How sensitive is the expected number of heads to small changes in p?

From the closed-form solution a_n = α + β γ^n, where γ = 0.5 − p, even tiny deviations in p can affect γ significantly if p is near 0.5. When p is close to 0.5, a small change can push γ from slightly negative to slightly positive or vice versa, influencing the speed at which a_n approaches α. In turn, the total expected number of heads could shift measurably over r tosses for moderate r.

A real-world pitfall is ignoring that near p = 0.5, you may see an amplified effect on short-run behavior. Interviewers might ask you how you’d validate or stress-test a real system to ensure the estimates remain robust to parameter drift (e.g., hardware coin tosses that aren’t perfectly unbiased, or data collection noise that misestimates p).
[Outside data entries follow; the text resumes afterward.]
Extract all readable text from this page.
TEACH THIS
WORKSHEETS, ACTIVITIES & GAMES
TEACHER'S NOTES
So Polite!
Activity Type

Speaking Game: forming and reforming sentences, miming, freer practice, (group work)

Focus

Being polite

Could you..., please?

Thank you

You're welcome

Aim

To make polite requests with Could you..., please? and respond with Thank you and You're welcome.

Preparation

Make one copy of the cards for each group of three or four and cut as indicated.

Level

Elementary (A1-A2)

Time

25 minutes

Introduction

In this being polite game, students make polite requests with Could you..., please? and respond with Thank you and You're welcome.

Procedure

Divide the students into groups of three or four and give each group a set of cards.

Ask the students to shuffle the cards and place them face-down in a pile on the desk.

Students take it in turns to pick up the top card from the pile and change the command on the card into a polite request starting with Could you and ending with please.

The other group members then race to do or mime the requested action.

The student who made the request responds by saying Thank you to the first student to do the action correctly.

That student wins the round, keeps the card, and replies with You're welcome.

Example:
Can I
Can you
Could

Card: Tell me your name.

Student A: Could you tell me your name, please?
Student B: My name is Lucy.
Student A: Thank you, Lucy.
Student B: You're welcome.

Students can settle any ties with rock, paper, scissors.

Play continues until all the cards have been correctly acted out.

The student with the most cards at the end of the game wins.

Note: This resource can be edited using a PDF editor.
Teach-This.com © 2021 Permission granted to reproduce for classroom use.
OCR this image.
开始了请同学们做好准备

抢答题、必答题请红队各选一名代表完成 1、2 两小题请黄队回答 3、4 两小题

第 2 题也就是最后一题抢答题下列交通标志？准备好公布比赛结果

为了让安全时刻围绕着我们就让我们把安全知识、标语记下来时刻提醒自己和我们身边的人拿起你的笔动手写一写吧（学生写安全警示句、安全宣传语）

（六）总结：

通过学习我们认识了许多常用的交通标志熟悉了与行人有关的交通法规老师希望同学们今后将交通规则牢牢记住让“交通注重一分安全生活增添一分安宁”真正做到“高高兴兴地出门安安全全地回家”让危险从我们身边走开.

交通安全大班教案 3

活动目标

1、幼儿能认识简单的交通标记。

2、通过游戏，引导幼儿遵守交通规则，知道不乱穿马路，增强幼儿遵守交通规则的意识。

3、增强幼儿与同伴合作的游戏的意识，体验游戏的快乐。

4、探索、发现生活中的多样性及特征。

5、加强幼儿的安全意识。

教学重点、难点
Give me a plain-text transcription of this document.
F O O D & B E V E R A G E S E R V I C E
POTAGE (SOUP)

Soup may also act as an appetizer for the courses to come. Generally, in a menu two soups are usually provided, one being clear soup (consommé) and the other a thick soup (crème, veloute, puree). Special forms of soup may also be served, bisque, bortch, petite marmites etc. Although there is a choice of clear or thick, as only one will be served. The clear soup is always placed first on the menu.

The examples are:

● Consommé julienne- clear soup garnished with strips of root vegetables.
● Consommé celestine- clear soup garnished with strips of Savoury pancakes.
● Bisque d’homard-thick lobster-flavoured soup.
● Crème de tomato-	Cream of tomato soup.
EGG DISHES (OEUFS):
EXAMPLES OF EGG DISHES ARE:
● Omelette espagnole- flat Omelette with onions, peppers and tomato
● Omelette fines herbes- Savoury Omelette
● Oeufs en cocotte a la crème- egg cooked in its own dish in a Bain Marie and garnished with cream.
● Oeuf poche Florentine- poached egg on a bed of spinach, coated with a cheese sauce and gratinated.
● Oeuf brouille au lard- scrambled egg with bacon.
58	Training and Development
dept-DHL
What if the parameter p itself is unknown, and we need to estimate it on the fly while tossing coins?

In such scenarios, we have a partially observable process: we do not know p exactly but keep gathering heads/tails data from a mixture of the fair coin and the biased coin. One approach is to treat p as a parameter and use a Bayesian update or maximum likelihood approach while recognizing that each observed toss is not an i.i.d. sample from the same Bernoulli distribution but a sample from a “coin-switching” mixture. We might use an Expectation-Maximization (EM) procedure or a Markov chain model with an unknown transition probability we continuously learn.

A subtlety is that naive estimation might assume a single Bernoulli distribution for all tosses and thereby produce a heavily biased estimate. Correctly separating which tosses came from the fair coin vs. the biased coin can be nontrivial because the usage depends on previous outcomes. In an interview, discussing how to adapt standard parameter estimation to account for a piecewise coin usage pattern often showcases advanced understanding.